Archaeology-centered blogs mainly come from two places:
- Institutions such as museums or research centers
- Archaeologists themselves who enjoy writing about archaeology
Institutional blogs are published most frequently by museums or research facilities and focus heavily on new innovations or new spectacular work being conducted in the walls or in collaboration. Institutional blogs are most often hosted privately, not on websites such as word press or blogger, and are often associated with the institutions website. These institutions share these posts to generate buzz on the work that they do or share posts that relate strongly to the work of the institution. In the case of museums, it can be a deeper focus on an element of an exhibit of highlight the research of a staff member or collaborator. The Royal Ontario Museum has published many articles related to exhibits such as their July 28th 2016 post titled: The Tattoo Hunter related to their exhibition on tattoos. The American Anthropological Association also uses an institutional blog to share work related to their work. In some cases interns are publishers of this content giving people in the field that may not have an opportunity to publish landmark pieces in journals a voice and an opportunity to attach their name to a publication by a major institution. The blog post titled “An Update From Our Interns: NHHC Underwater Archaeology Branch” is an example of one such blog. It is published by an intern and gives readers an “update” on underwater archaeology.
In contrast to these institutional blogs are the informal blogs of archaeologists themselves.
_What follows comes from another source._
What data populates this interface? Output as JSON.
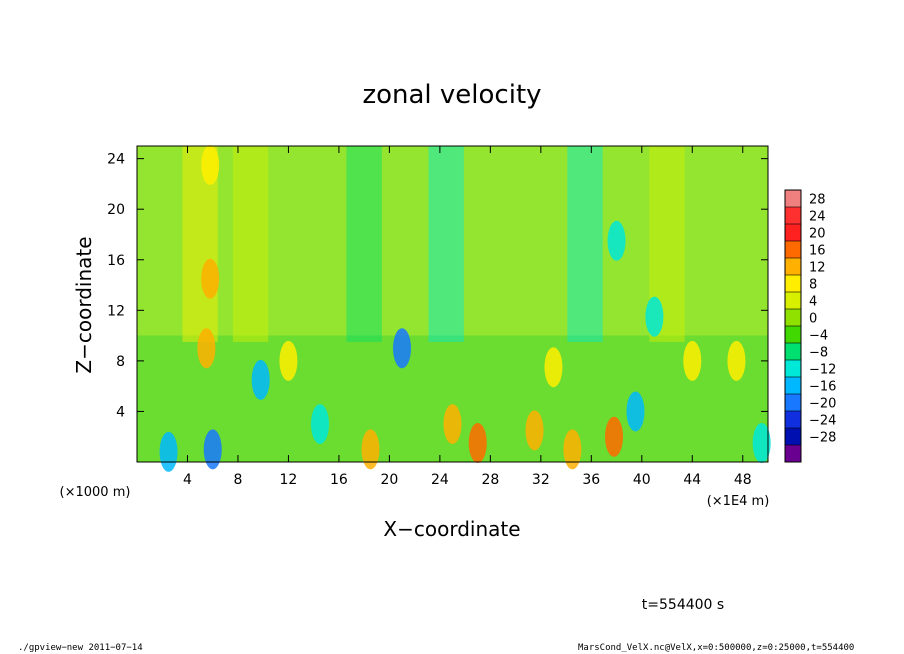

These blogs are published by one person, there are often very few guest blogs if any. The people who publish these blogs usually have many years of archaeological field experience and wish to share their knowledge or opinions. In some cases, this is done to break free from the more structured world of journal writing and preparing publications or conference papers. The pieces created by these archaeologists are more often than not pieces of interest or pieces with an opinion. The fun and carefree style of blogging makes it easy to share, attracting a wider audience. There are many archaeologists and archaeology students who create these blogs. Mike Pitts is one such blogger. He is a prominent archaeologist in Britain who has been a part of multiple excavations at Stonehenge, he now writes as a journalist and publishes archaeological opinion pieces to his blog. He writes about problems with archaeology headlines in the news, local archaeology and commentary on larger publications.
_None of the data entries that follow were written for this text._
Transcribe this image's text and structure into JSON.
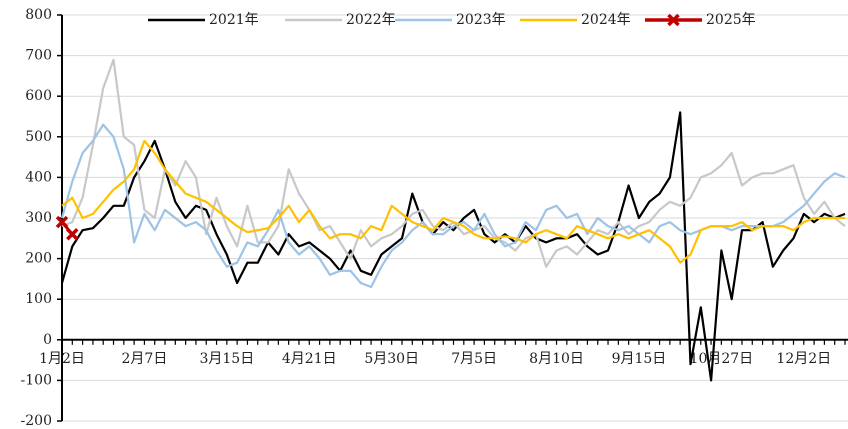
{
  "chart_data": {
    "type": "line",
    "categories": [
      "1月2日",
      null,
      null,
      null,
      null,
      null,
      null,
      null,
      "2月7日",
      null,
      null,
      null,
      null,
      null,
      null,
      null,
      "3月15日",
      null,
      null,
      null,
      null,
      null,
      null,
      null,
      "4月21日",
      null,
      null,
      null,
      null,
      null,
      null,
      null,
      "5月30日",
      null,
      null,
      null,
      null,
      null,
      null,
      null,
      "7月5日",
      null,
      null,
      null,
      null,
      null,
      null,
      null,
      "8月10日",
      null,
      null,
      null,
      null,
      null,
      null,
      null,
      "9月15日",
      null,
      null,
      null,
      null,
      null,
      null,
      null,
      "10月27日",
      null,
      null,
      null,
      null,
      null,
      null,
      null,
      "12月2日",
      null,
      null,
      null,
      null
    ],
    "series": [
      {
        "name": "2021年",
        "color": "#000000",
        "values": [
          140,
          230,
          270,
          275,
          300,
          330,
          330,
          400,
          440,
          490,
          420,
          340,
          300,
          330,
          320,
          260,
          210,
          140,
          190,
          190,
          240,
          210,
          260,
          230,
          240,
          220,
          200,
          170,
          220,
          170,
          160,
          210,
          230,
          250,
          360,
          290,
          260,
          290,
          270,
          300,
          320,
          260,
          240,
          260,
          240,
          280,
          250,
          240,
          250,
          250,
          260,
          230,
          210,
          220,
          290,
          380,
          300,
          340,
          360,
          400,
          560,
          -60,
          80,
          -100,
          220,
          100,
          270,
          270,
          290,
          180,
          220,
          250,
          310,
          290,
          310,
          300,
          310
        ]
      },
      {
        "name": "2022年",
        "color": "#c8c8c8",
        "values": [
          280,
          290,
          350,
          480,
          620,
          690,
          500,
          480,
          320,
          300,
          420,
          380,
          440,
          400,
          260,
          350,
          280,
          230,
          330,
          240,
          240,
          280,
          420,
          360,
          320,
          270,
          280,
          240,
          200,
          270,
          230,
          250,
          260,
          280,
          310,
          320,
          280,
          270,
          290,
          260,
          270,
          280,
          250,
          240,
          220,
          250,
          260,
          180,
          220,
          230,
          210,
          240,
          270,
          260,
          290,
          260,
          280,
          290,
          320,
          340,
          330,
          350,
          400,
          410,
          430,
          460,
          380,
          400,
          410,
          410,
          420,
          430,
          350,
          310,
          340,
          300,
          280
        ]
      },
      {
        "name": "2023年",
        "color": "#9dc3e6",
        "values": [
          300,
          390,
          460,
          490,
          530,
          500,
          420,
          240,
          310,
          270,
          320,
          300,
          280,
          290,
          270,
          220,
          180,
          190,
          240,
          230,
          270,
          320,
          240,
          210,
          230,
          200,
          160,
          170,
          170,
          140,
          130,
          180,
          220,
          240,
          270,
          290,
          260,
          260,
          280,
          290,
          270,
          310,
          260,
          230,
          240,
          290,
          270,
          320,
          330,
          300,
          310,
          260,
          300,
          280,
          270,
          280,
          260,
          240,
          280,
          290,
          270,
          260,
          270,
          280,
          280,
          270,
          280,
          280,
          280,
          280,
          290,
          310,
          330,
          360,
          390,
          410,
          400
        ]
      },
      {
        "name": "2024年",
        "color": "#ffc000",
        "values": [
          330,
          350,
          300,
          310,
          340,
          370,
          390,
          420,
          490,
          460,
          420,
          390,
          360,
          350,
          340,
          320,
          300,
          280,
          265,
          270,
          275,
          300,
          330,
          290,
          320,
          280,
          250,
          260,
          260,
          250,
          280,
          270,
          330,
          310,
          290,
          280,
          270,
          300,
          290,
          280,
          260,
          250,
          250,
          255,
          250,
          240,
          260,
          270,
          260,
          250,
          280,
          270,
          260,
          250,
          260,
          250,
          260,
          270,
          250,
          230,
          190,
          210,
          270,
          280,
          280,
          280,
          290,
          270,
          280,
          280,
          280,
          270,
          290,
          300,
          300,
          300,
          300
        ]
      },
      {
        "name": "2025年",
        "color": "#c00000",
        "marker": "x",
        "values": [
          290,
          260,
          null,
          null,
          null,
          null,
          null,
          null,
          null,
          null,
          null,
          null,
          null,
          null,
          null,
          null,
          null,
          null,
          null,
          null,
          null,
          null,
          null,
          null,
          null,
          null,
          null,
          null,
          null,
          null,
          null,
          null,
          null,
          null,
          null,
          null,
          null,
          null,
          null,
          null,
          null,
          null,
          null,
          null,
          null,
          null,
          null,
          null,
          null,
          null,
          null,
          null,
          null,
          null,
          null,
          null,
          null,
          null,
          null,
          null,
          null,
          null,
          null,
          null,
          null,
          null,
          null,
          null,
          null,
          null,
          null,
          null,
          null,
          null,
          null,
          null,
          null
        ]
      }
    ],
    "ylim": [
      -200,
      800
    ],
    "yticks": [
      -200,
      -100,
      0,
      100,
      200,
      300,
      400,
      500,
      600,
      700,
      800
    ],
    "grid": true,
    "legend": "top"
  }
}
While these are the most common sources for academic archaeological blogs material can be found in a litany of other sources. Travel bloggers who visit archaeological sites on their travels may share their experiences at the site while providing history of the site and photographs while urban explorers may stumble upon sites that may not be known, or even thought of as sites worthy of archaeological research (however that is a topic for another blog all together). In the blogosphere, these posts are all mixed together regardless of who has written them. It is a platform that allows anyone to share their thoughts without needing a PhD or participating in lengthy journal applications and conferences that are closed to people that do not carry membership. This openness allows for more voices, more contributions and less competition. The fights to make one’s voice louder, sound more intelligent using unnecessarily flowery language, and use one’s degrees as a point to leverage an argument are not used the same way in the blogosphere and it allows anyone with an anthropological thought or mind to explore it without being constrained by the rigid structure of academia.